The sector’s Baltic Dry Index of charter rates started the month at 3,025 points and closed on Friday at 851. The 80 per cent of trades made through clearing houses were being settled on Monday, while traders who bought cash-settled products through private transactions, known as over-the-counter trades, have until Friday to settle.
It is widely expected that hedge funds could be particularly badly hit.
No respite in bad news for hedge funds.
- Morgan Stanley: RBI’s Swift Policy Response to Large FX Outflows
India’s FX reserves declined by US$15.5 billion during the week ended October 24. This is the highest weekly fall in FX reserves on record.
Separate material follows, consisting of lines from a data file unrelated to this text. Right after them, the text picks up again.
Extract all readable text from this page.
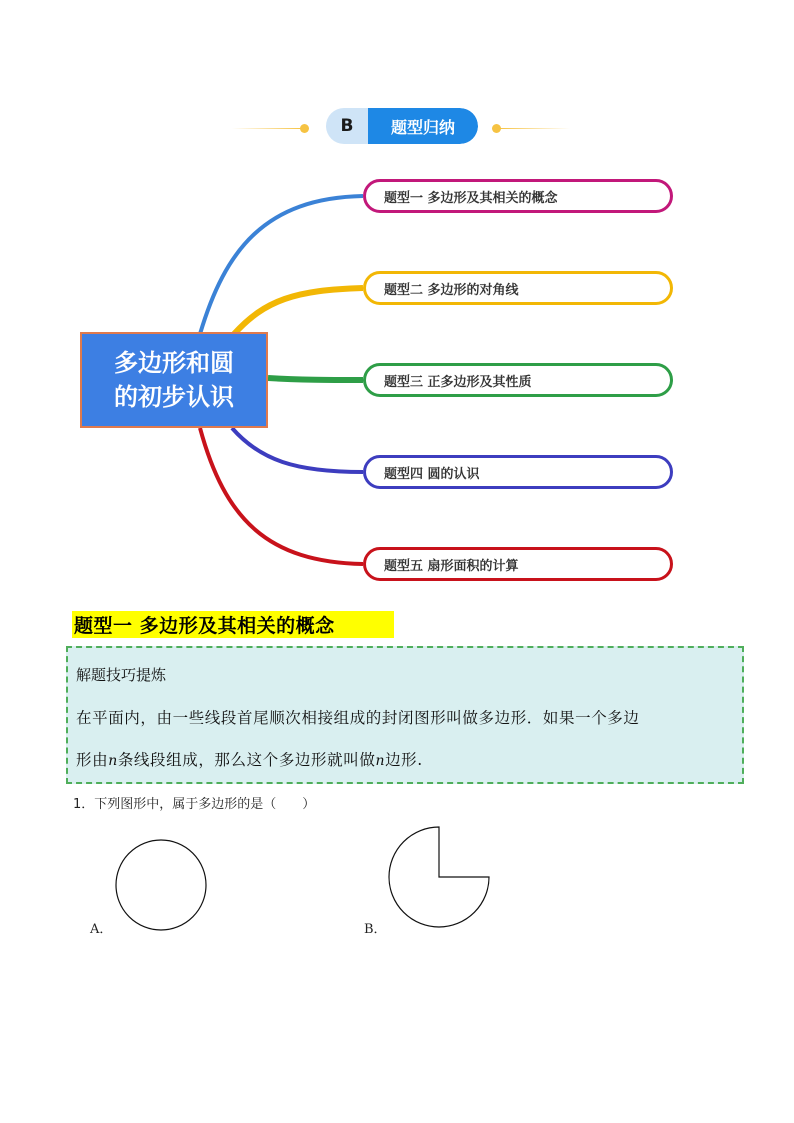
B	题型归纳
多边形和圆
的初步认识
题型一 多边形及其相关的概念
题型二 多边形的对角线
题型三 正多边形及其性质
题型四 圆的认识
题型五 扇形面积的计算
题型一 多边形及其相关的概念
解题技巧提炼
在平面内，由一些线段首尾顺次相接组成的封闭图形叫做多边形．如果一个多边
形由n条线段组成，那么这个多边形就叫做n边形.
1．下列图形中，属于多边形的是（　　）
A．	B．
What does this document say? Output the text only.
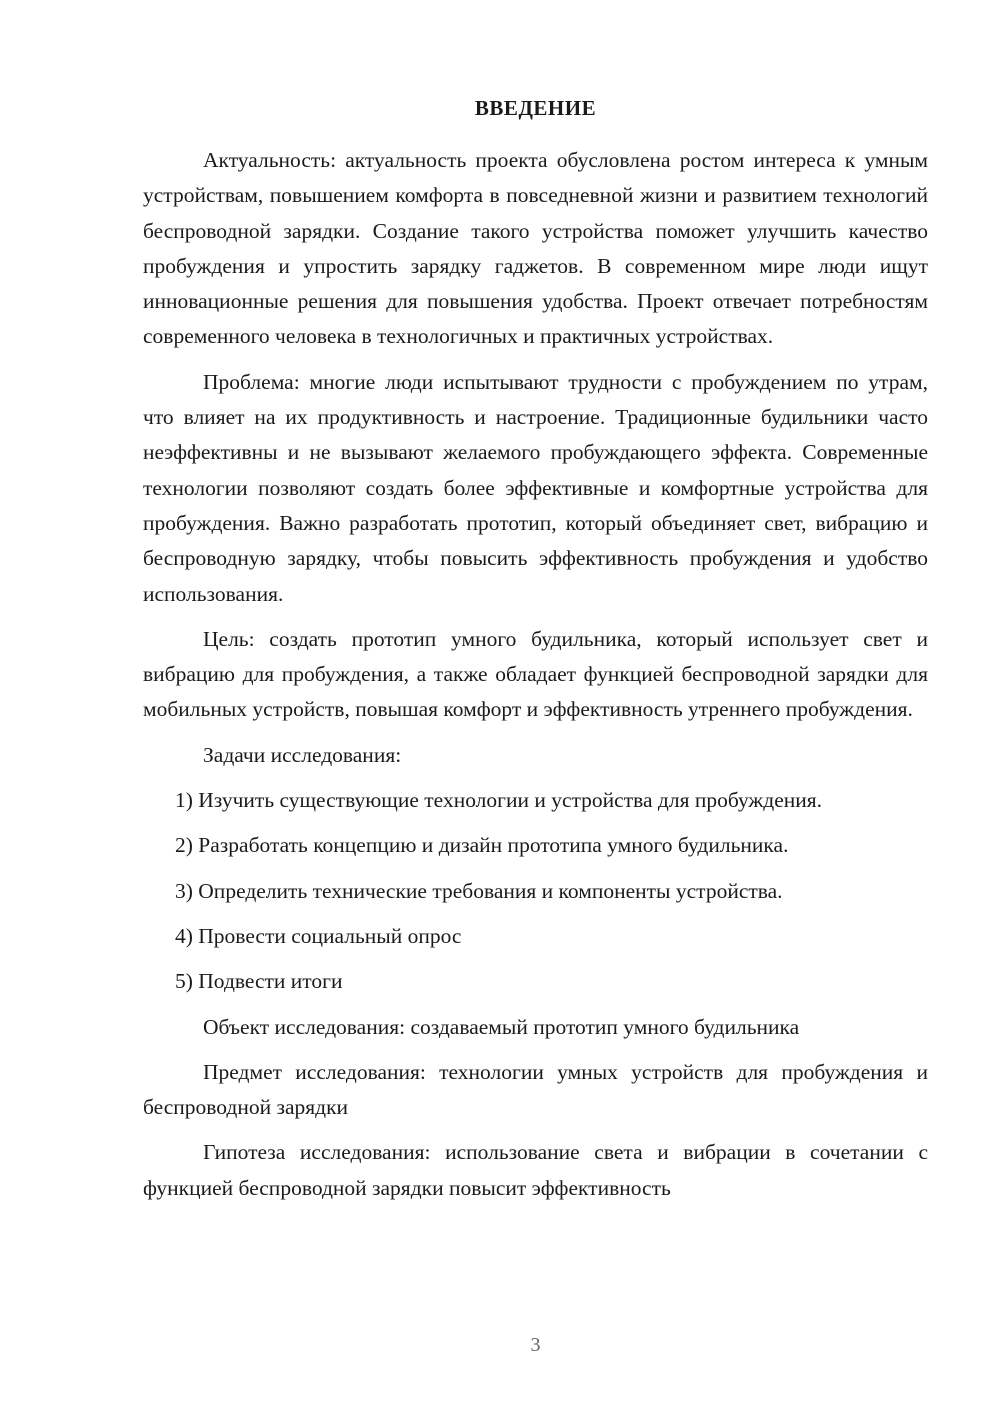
ВВЕДЕНИЕ

Актуальность: актуальность проекта обусловлена ростом интереса к умным устройствам, повышением комфорта в повседневной жизни и развитием технологий беспроводной зарядки. Создание такого устройства поможет улучшить качество пробуждения и упростить зарядку гаджетов. В современном мире люди ищут инновационные решения для повышения удобства. Проект отвечает потребностям современного человека в технологичных и практичных устройствах.

Проблема: многие люди испытывают трудности с пробуждением по утрам, что влияет на их продуктивность и настроение. Традиционные будильники часто неэффективны и не вызывают желаемого пробуждающего эффекта. Современные технологии позволяют создать более эффективные и комфортные устройства для пробуждения. Важно разработать прототип, который объединяет свет, вибрацию и беспроводную зарядку, чтобы повысить эффективность пробуждения и удобство использования.

Цель: создать прототип умного будильника, который использует свет и вибрацию для пробуждения, а также обладает функцией беспроводной зарядки для мобильных устройств, повышая комфорт и эффективность утреннего пробуждения.

Задачи исследования:

1) Изучить существующие технологии и устройства для пробуждения.
2) Разработать концепцию и дизайн прототипа умного будильника.
3) Определить технические требования и компоненты устройства.
4) Провести социальный опрос
5) Подвести итоги

Объект исследования: создаваемый прототип умного будильника

Предмет исследования: технологии умных устройств для пробуждения и беспроводной зарядки

Гипотеза исследования: использование света и вибрации в сочетании с функцией беспроводной зарядки повысит эффективность

3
FX reserves have been declining since the last week of May 2008 and have cumulatively fallen US$57.7 billion from the peak to US$258 billion currently.
Our conversations with real estate market players indicate that many developers are facing serious financial management challenges. Some are borrowing at a cost of over 30% to complete their projects. Private sector banks already face a significant rise in NPLs on their unsecured loan portfolio. Banks also have exposure to non-banking financial companies, who, in turn, are also likely to face higher NPLs.
Some SMEs had not hedged the foreign exchange risk or had hedged under ‘knock-in knock-out’ (KIKO) agreements. Many hedges made under these KIKO contracts are lapsing, due to the sharp movement in the rupee in such a short time span. This has meant that many SMEs have seen losses on foreign external liabilities increase significantly.